Home Economics: Sinead Ryan answers your property questions
We've gone 'sale agreed' on our house but, unfortunately, the property we're moving to has fallen through and it has been taken off the market, leaving us having to find another home. We're really upset about this as it took ages to find our perfect home. Our problem is that the buyers of our house are chasing us to close the sale - how long can we delay legally?
A. This is unfortunate. Getting into a buying/selling triangle often poses problems like this. But the options you have depend on whether or not you have signed a contract with the purchaser of your home. You say you're at the 'sale agreed' stage and, if so, then this shouldn't pose a problem, as Susan Cosgrove of Cosgrove Gaynard Solicitors points out.
"If you are only sale agreed on your own sale, you can insert a clause in the contract to state that the closing date will be dependent on the closing date of your own purchase," says Susan. "Essentially, there would be no fixed date until you find a replacement property to buy. The comfort for your purchasers is that they lock in the sale and the price, but they will have to wait on a closing date. They may seek a long stop date, i.e. six months or some similar time frame, and if you have not found a replacement property to purchase by then, they can walk away and their deposit is refunded in full.
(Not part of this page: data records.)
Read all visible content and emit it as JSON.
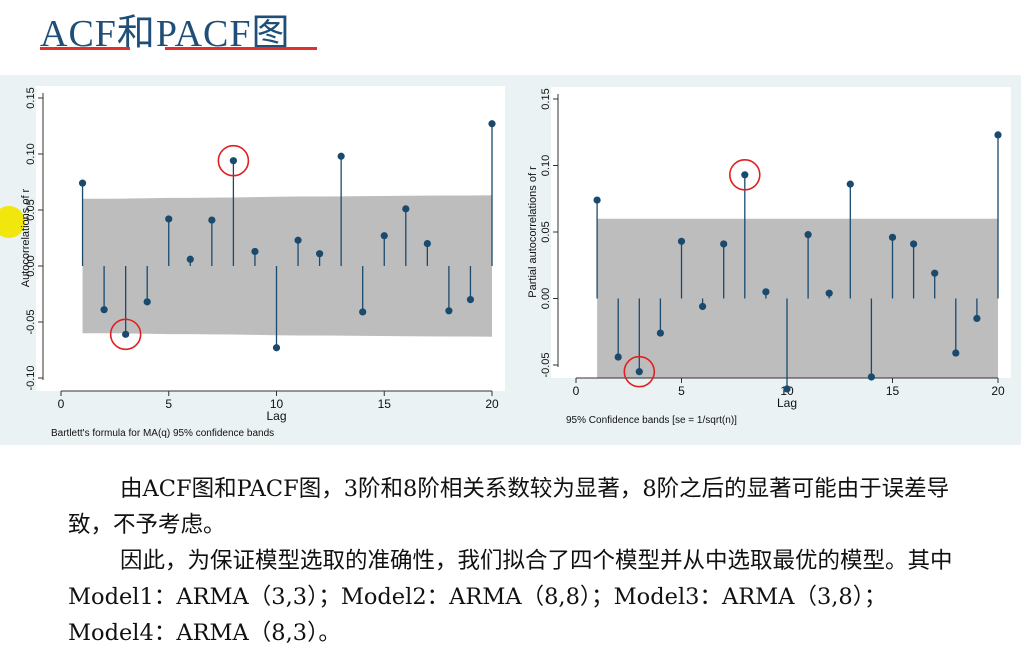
{
  "slide": {
    "title": "ACF和PACF图",
    "underline_color": "#e03030",
    "title_color": "#1f4e79"
  },
  "body": {
    "paragraph1": "由ACF图和PACF图，3阶和8阶相关系数较为显著，8阶之后的显著可能由于误差导致，不予考虑。",
    "paragraph2": "因此，为保证模型选取的准确性，我们拟合了四个模型并从中选取最优的模型。其中Model1：ARMA（3,3）；Model2：ARMA（8,8）；Model3：ARMA（3,8）；Model4：ARMA（8,3）。"
  },
  "chart_data": [
    {
      "type": "stem",
      "name": "acf",
      "ylabel": "Autocorrelations of r",
      "xlabel": "Lag",
      "note": "Bartlett's formula for MA(q) 95% confidence bands",
      "xlim": [
        0,
        20
      ],
      "ylim": [
        -0.1,
        0.15
      ],
      "x_ticks": [
        0,
        5,
        10,
        15,
        20
      ],
      "y_ticks": [
        -0.1,
        -0.05,
        0.0,
        0.05,
        0.1,
        0.15
      ],
      "y_tick_labels": [
        "-0.10",
        "-0.05",
        "0.00",
        "0.05",
        "0.10",
        "0.15"
      ],
      "x": [
        1,
        2,
        3,
        4,
        5,
        6,
        7,
        8,
        9,
        10,
        11,
        12,
        13,
        14,
        15,
        16,
        17,
        18,
        19,
        20
      ],
      "values": [
        0.074,
        -0.039,
        -0.061,
        -0.032,
        0.042,
        0.006,
        0.041,
        0.094,
        0.013,
        -0.073,
        0.023,
        0.011,
        0.098,
        -0.041,
        0.027,
        0.051,
        0.02,
        -0.04,
        -0.03,
        0.127
      ],
      "band_upper": [
        0.06,
        0.06,
        0.0602,
        0.0605,
        0.0608,
        0.0608,
        0.061,
        0.0612,
        0.0615,
        0.0618,
        0.062,
        0.0621,
        0.0622,
        0.0624,
        0.0625,
        0.0627,
        0.0628,
        0.0629,
        0.063,
        0.0632
      ],
      "highlighted_lags": [
        3,
        8
      ],
      "highlight_color": "#e02020",
      "marker_color": "#1a4a6e",
      "band_color": "#bdbdbd"
    },
    {
      "type": "stem",
      "name": "pacf",
      "ylabel": "Partial autocorrelations of r",
      "xlabel": "Lag",
      "note": "95% Confidence bands [se = 1/sqrt(n)]",
      "xlim": [
        0,
        20
      ],
      "ylim": [
        -0.05,
        0.15
      ],
      "x_ticks": [
        0,
        5,
        10,
        15,
        20
      ],
      "y_ticks": [
        -0.05,
        0.0,
        0.05,
        0.1,
        0.15
      ],
      "y_tick_labels": [
        "-0.05",
        "0.00",
        "0.05",
        "0.10",
        "0.15"
      ],
      "x": [
        1,
        2,
        3,
        4,
        5,
        6,
        7,
        8,
        9,
        10,
        11,
        12,
        13,
        14,
        15,
        16,
        17,
        18,
        19,
        20
      ],
      "values": [
        0.074,
        -0.044,
        -0.055,
        -0.026,
        0.043,
        -0.006,
        0.041,
        0.093,
        0.005,
        -0.068,
        0.048,
        0.004,
        0.086,
        -0.059,
        0.046,
        0.041,
        0.019,
        -0.041,
        -0.015,
        0.123
      ],
      "band_upper": [
        0.06,
        0.06,
        0.06,
        0.06,
        0.06,
        0.06,
        0.06,
        0.06,
        0.06,
        0.06,
        0.06,
        0.06,
        0.06,
        0.06,
        0.06,
        0.06,
        0.06,
        0.06,
        0.06,
        0.06
      ],
      "highlighted_lags": [
        3,
        8
      ],
      "highlight_color": "#e02020",
      "marker_color": "#1a4a6e",
      "band_color": "#bdbdbd"
    }
  ]
}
"If, however, you have signed contracts already with your new purchaser, the situation is much different. There should be a fixed closing date in the contract and if you do not close by that time frame, your purchasers can issue what is called a Completion Notice to have you close within 28 days. If you do not close within that time frame, they can walk away from the sale and, again, their deposit is refunded in full. However, they also have the option to issue proceedings to force you to close."
Q. I have around €300,000 from the sale of my house coming through, which I want to invest for around a year. I have moved to the UK for work and they are providing me with accommodation during this time. When I move back, I'll buy a house. Where can I get both a decent return and a safe haven for this cash? I'm reluctant to leave it just on deposit since the rates are so terrible.
A. I wouldn't start by confusing 'investing' your money with 'minding' it. This cash is ear-marked for something very specific - i.e. a future house purchase - and for that reason, I expect you don't really want to be taking a risk with it.
That said, deposit rates are so paltry that I understand your frustration at holding this significant sum in a bank. Between a decent return and complete security, you're going to have to pick one or the other, I'm afraid, and I'd opt for the safety net.
You really don't have enough time to get into 'investing' it. However, should your time scale change and you find you are prepared to wait three to five years or longer, then by all means, investigate your investment options with a fee-based broker.
A better return is certainly possible, but it would involve, in almost every case, a level of risk.
For the meantime, you will benefit, albeit only slightly, by keeping your money in a fixed term or notice, rather than a demand, deposit account. Permanent TSB will currently give you AER 0.75pc (€2,250 gross interest) for 12 months fixed, KBC 0.5pc (€1,500), while Bank of Ireland will offer 0.35pc for a 90-day notice account (€1,050). Dirt is payable at 39pc.
The Ryan Review
Recently, in this newspaper, a Munster estate agent took out a full page ad for a property auction being held this month. It advertised houses and apartments in Limerick and Waterford cities, perfect for both singletons (who make up the single biggest grouping on the housing list) and families.
In all, there were 20 properties, with enough space to house up to 92 people. The advised minimum values (AMVs) averaged just over €60,000 per unit. These are all going under the hammer, mostly to private buyers, or landlords eager to re-engage with the market and find a home for their cash.
The total value of all 20 together was €1.245m - of course, they may fly for more on the day.
In 2016, the Government spent €39m housing families in hotels and B&Bs in Dublin alone, double the figure spent the previous year. Seven hundred families every single month live in hotels, often all in one room with no laundry or cooking facilities, at an annual cost to the taxpayer of €55,000 each. Others are bunking on sofas, living in their cars or on the street.
Since the 'rapid build' housing programme was announced in 2015, just 22 units have actually seen the light of day, all in Ballymun. They each cost more than any one of the houses on the market in this one auction.
See where this is going? You don't need a degree in joined-up-thinking to consider a matching exercise.
"It's not that simple," the naysayers will claim. "Housing is complex, needs are many, we don't understand." Well, actually, there are many people scratching their heads as to how, exactly, this is so complicated.
The number of vacant properties amount to some 200,000 - some will never be for sale, others are being 'sat on' by reluctant owners, but many are coming to market.
For the price of 20 families' hotel accommodation, you can buy 20 houses, outright, and house them forever.